Record of the Day1:
The B-52s - Wild Planet
For this week's #CDFriday2, I went with a record I picked up at a local library sale for $.50. I almost passed it over because there was a fair degree of schmutz of the disc. But it cleaned up nicely. And I'm really glad I did.
The deep cuts on this are terrific. I'll admit back in the day I didn't really explore the B-52s. tbh whatever affection I had for "Rock Lobster" was drained out by being played to death in when I was in 9th grade. I was into the Ramones and Jimi Hendrix. And by the time I was fully into post-punk a couple of years later, they were pretty mainstream and struck me as kitschy. But one of the best things about getting older is that stuff that you dismissed when you were younger is now something you can enjoy.3
I also noted that I don't have much interesting in the deep cuts in post Ricky Wilson era of the band. In fact, the reason I first pulled The B-52s into my YouTube algorithm was someone posted a link to a video where there were a lot of clear shots of Ricky playing guitar. And looking at the songwriting credits to this its very apparent how important he was in crafting this sound.

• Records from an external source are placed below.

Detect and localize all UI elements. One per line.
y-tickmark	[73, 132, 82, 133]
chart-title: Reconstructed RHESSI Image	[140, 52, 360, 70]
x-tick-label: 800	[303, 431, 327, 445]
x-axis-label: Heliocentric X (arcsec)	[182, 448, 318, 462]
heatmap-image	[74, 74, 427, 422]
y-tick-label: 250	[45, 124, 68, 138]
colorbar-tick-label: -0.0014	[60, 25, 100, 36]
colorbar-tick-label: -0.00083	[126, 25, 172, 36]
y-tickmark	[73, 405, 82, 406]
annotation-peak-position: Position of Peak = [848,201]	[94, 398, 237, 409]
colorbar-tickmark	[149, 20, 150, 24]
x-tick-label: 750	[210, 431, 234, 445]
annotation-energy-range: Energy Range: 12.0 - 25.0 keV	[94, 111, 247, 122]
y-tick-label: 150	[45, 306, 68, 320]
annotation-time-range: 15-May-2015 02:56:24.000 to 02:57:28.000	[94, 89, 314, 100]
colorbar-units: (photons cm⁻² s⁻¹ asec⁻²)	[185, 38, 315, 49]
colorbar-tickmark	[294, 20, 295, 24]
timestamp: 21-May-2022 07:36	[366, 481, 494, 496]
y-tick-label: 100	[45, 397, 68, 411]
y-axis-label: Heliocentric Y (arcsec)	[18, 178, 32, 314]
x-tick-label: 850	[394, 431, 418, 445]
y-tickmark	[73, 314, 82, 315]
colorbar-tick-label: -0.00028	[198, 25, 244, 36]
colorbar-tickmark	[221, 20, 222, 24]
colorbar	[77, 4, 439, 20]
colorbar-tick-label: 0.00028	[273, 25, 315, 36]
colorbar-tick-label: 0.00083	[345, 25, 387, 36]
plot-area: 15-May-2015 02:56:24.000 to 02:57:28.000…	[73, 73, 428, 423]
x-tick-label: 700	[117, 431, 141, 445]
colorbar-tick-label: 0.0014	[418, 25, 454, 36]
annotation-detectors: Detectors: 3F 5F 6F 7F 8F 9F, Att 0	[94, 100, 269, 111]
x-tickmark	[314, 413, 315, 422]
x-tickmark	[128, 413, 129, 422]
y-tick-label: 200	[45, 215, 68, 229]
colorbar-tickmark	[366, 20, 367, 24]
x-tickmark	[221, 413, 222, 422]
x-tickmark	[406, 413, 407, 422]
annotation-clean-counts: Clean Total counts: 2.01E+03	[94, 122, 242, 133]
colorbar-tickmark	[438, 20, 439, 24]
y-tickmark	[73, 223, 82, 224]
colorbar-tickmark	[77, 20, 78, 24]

And when all is said and done, I'm super happy that a band this weird broke into the mainstream.
One thing I found interesting is that it seems pretty obvious to me that there is bass guitar on a lot of these songs. Now, I can't say for certain, it could all just be in the production--which is just dynamite on this record--but there are songs where the bass is more obviously the Korg you see Kate playing in the video below. And what I'm hearing on a lot of the songs is not that familiar shaped sine wave of a synth/organ, and is pretty prominent in the mix. I have no ethical or aesthetic problem to them using a bass player on the record--completely makes sense to me, plus I love studio production--just interesting to me from a creative perspective.
1 My Record of the Day is something I started doing on Instagram, posting picture of whichever vinyl record I was listening to at the moment. In fact, I'll do a full post on this rather than cramming it into a footnote.
2 #CDFriday was started by Bruce Levenstein originally on Twitter, but he's since moved it over to Mastodon. Bruce champions the CD format whenever the opportunity presents itself; his collection is no joke. Not to speak for him, but his #CDFriday movement was a way to highlight the viability of the CD format in an era of vinyl resurgence and digital streaming and download formats.
3 I'll definitely be writing much more about this in the future.